Ia juga menyampaikan apresiasi dan ucapan terima kasih kepada Tim Universitas Muhammadiyah Malang dan stakeholder terkait atas komitmen dan partisipasi aktif dalam memberikan pelayanan terbaik kepada masyarakat pertanian di Kabupaten Tabanan, khususnya di Subak Bengkel. Sanjaya menegaskan pentingnya menjaga predikat Kabupaten Tabanan sebagai Lumbung Pangannya Bali.

Sanjaya juga menyampaikan rasa bangga kepada seluruh masyarakat petani, khususnya petani Subak Bengkel.

Dengan luas 335 hektar, dan 1,63 hektar sebagai “demonstration site,” Subak Bengkel telah berkontribusi dalam produksi padi organik dengan varietas mentik susu, menghasilkan produktivitas sebesar 8 ton per hektar.
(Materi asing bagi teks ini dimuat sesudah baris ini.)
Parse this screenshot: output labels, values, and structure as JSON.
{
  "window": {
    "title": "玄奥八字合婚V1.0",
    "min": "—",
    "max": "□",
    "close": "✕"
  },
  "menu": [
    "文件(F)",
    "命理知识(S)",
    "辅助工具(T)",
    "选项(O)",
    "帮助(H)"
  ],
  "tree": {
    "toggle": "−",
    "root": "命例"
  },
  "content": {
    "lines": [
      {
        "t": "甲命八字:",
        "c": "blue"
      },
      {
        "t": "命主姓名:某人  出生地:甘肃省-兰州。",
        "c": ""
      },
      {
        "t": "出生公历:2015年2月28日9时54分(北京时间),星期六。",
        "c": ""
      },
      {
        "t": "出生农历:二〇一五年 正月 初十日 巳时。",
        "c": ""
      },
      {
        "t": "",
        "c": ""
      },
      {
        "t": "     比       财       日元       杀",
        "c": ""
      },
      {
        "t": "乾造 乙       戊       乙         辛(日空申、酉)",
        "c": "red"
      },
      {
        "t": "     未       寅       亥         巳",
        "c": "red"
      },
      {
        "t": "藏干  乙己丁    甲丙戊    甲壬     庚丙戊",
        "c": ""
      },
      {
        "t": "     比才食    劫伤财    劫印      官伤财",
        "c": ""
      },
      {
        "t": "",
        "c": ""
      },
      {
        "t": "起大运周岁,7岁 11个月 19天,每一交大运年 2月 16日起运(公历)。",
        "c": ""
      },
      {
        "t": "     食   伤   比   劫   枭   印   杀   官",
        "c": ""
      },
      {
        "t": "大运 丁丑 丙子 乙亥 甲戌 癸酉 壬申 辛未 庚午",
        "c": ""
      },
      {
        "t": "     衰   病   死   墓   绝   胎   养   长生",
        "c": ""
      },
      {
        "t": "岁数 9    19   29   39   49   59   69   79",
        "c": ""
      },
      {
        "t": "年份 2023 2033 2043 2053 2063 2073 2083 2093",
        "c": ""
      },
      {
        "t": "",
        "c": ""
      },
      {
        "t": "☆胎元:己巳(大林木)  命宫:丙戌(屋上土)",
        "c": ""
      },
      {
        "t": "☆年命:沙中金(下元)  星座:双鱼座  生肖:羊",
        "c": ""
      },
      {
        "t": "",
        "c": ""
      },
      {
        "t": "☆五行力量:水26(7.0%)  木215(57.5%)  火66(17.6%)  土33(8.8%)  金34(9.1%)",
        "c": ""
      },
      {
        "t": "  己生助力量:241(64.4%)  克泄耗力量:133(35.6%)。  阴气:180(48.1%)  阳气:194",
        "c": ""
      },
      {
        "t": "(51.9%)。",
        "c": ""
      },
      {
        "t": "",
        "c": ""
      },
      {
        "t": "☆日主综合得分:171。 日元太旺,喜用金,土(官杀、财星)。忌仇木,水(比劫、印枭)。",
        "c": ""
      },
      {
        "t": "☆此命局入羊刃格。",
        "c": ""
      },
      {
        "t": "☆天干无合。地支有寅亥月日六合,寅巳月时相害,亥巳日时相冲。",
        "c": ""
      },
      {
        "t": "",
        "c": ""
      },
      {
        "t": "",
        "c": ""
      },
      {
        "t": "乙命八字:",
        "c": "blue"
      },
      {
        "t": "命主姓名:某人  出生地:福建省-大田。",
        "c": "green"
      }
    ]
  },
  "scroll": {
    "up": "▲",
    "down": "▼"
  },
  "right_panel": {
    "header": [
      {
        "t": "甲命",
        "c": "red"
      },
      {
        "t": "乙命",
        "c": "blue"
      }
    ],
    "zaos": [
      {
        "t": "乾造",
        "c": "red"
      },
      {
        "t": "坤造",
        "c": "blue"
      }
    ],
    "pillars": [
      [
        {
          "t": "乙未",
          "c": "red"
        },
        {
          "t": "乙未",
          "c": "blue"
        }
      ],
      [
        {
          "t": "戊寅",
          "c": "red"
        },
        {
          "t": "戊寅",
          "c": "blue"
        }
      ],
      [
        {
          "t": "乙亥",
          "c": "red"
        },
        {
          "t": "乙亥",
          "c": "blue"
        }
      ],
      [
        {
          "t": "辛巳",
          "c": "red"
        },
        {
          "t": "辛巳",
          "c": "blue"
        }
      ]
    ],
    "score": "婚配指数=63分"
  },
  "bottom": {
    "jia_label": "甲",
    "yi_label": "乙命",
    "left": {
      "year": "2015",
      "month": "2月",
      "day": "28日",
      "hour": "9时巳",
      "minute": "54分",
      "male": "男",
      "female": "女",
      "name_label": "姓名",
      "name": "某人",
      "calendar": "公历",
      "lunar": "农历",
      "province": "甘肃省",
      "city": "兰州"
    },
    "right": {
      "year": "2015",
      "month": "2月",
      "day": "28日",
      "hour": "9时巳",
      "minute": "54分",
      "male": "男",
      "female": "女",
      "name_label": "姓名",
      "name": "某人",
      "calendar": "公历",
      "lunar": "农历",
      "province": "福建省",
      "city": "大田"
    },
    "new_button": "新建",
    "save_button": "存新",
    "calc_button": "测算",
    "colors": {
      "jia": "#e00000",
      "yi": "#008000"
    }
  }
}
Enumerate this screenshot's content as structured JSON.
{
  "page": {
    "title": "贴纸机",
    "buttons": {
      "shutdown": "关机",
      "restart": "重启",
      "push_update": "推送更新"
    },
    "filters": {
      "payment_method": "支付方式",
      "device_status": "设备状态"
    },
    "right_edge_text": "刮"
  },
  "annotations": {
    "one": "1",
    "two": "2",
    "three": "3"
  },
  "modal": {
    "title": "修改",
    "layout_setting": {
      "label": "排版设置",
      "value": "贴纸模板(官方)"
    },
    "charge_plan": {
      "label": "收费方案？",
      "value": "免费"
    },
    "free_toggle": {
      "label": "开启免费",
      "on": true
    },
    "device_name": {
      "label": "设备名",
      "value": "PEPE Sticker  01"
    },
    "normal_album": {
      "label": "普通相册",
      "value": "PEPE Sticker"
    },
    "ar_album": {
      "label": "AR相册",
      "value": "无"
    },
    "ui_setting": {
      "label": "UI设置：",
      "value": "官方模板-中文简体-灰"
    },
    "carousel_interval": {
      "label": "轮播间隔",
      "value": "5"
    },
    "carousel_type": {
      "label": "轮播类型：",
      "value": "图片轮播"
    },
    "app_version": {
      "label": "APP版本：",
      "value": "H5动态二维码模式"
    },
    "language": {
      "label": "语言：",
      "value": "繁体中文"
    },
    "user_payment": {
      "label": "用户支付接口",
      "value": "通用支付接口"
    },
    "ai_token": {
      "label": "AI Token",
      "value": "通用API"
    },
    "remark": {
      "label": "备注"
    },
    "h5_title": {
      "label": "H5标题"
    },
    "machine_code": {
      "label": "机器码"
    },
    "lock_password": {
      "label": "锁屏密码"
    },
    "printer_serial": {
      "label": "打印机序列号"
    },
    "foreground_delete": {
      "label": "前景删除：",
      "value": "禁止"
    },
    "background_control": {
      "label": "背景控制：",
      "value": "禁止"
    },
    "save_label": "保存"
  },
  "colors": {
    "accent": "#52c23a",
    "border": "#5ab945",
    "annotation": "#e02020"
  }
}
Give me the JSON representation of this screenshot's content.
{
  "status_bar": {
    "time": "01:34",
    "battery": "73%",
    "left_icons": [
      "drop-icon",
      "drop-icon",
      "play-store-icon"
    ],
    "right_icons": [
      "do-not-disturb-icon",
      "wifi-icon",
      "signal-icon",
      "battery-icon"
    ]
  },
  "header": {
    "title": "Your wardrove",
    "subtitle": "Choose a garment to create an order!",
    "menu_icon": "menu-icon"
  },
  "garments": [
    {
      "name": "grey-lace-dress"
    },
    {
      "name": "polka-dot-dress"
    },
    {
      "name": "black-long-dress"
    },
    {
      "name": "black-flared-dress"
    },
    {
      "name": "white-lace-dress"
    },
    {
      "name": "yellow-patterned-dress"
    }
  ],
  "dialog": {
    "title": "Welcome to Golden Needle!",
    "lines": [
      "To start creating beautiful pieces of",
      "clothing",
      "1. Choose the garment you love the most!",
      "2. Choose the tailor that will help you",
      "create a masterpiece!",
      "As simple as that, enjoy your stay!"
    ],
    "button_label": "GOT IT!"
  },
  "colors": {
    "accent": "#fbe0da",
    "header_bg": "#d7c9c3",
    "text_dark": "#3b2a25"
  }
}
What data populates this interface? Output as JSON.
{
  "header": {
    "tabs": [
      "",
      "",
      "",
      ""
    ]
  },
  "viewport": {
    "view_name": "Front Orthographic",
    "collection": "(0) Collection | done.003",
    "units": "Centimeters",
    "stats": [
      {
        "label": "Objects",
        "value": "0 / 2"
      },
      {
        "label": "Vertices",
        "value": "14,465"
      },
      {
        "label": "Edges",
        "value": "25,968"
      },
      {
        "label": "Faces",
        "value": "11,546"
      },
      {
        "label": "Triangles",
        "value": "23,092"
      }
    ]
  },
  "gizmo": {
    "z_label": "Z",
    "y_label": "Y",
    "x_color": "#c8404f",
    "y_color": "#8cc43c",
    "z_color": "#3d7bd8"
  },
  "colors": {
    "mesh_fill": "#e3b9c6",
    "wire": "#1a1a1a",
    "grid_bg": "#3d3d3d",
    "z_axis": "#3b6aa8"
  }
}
Ia berharap Demonstration Site di Subak Bengkel menjadi momentum berharga, dengan adanya rekognisi internasional, tidak hanya sebagai lokasi pengembangan dan pemeliharaan air, tetapi juga sebagai pusat pengkajian pelestarian budaya subak.

“Ini juga termasuk pelestarian ekologi dan penerapan teknologi ramah lingkungan untuk menghasilkan pangan berkualitas,” ujar Sanjaya.

Pimpinan Tinggi UNESCO, Rahmah Ellfithri, Chief of Section for Capacity Development and Water Family Coordination, UNESCO, menyampaikan ucapan selamat kepada Subak Tabanan atas keberhasilannya menjadi salah satu UNESCO Ecohydrology Demonstration Sites.

Rahmah mengapresiasi kekompakan semua pihak, baik dari UMM yang memberikan dukungan saintifik, maupun dari Bupati Tabanan dan Pemerintah Kabupaten Tabanan yang mendukung implementasi metodologi ini.

Rektor Universitas Muhammadiyah Malang, Profesor Doktor Nazaruddin Malik, juga menyampaikan ucapan terima kasihnya kepada Bupati Tabanan atas kesempatan yang diberikan kepada UMM untuk melaksanakan salah satu program unggulannya, yaitu Center of Excellence, bersama dengan penasihat dari UNESCO.

Program ini bertujuan memberikan terobosan bagaimana perguruan tinggi dapat memainkan peran kemasyarakatan yang lebih komprehensif.

Nazaruddin menjelaskan, Subak water system di Desa Bengkel dipilih karena Tabanan dikenal sebagai lumbung padi, baik di Bali maupun secara nasional.

Sistem tata kelola berbasis subak diperkenalkan dengan teknologi untuk menjaga lingkungan air yang baik.

“Mudah-mudahan ini bisa menjadi pelajaran dan menarik minat masyarakat, khususnya anak muda, untuk menjadi pelopor dalam membangun tanah air dengan kembali ke gaya lokal yang kokoh dan luhur sebagai upaya meningkatkan kualitas sektor pertanian agar produktivitasnya meningkat,” ujar Nazaruddin Malik.

Pengakuan UNESCO ini menjadi bukti nyata bahwa upaya pelestarian budaya lokal dan penerapan teknologi modern dapat berjalan beriringan untuk mencapai tujuan pembangunan berkelanjutan di sektor pertanian.

Sanjaya berharap, ke depan lebih banyak masyarakat Tabanan, khususnya generasi muda, tetap menjaga kelestarian alam dan lingkungan sekitar, sehingga budaya subak sebagai dasar pertanian di Bali tetap lestari sebagai warisan budaya yang adiluhung.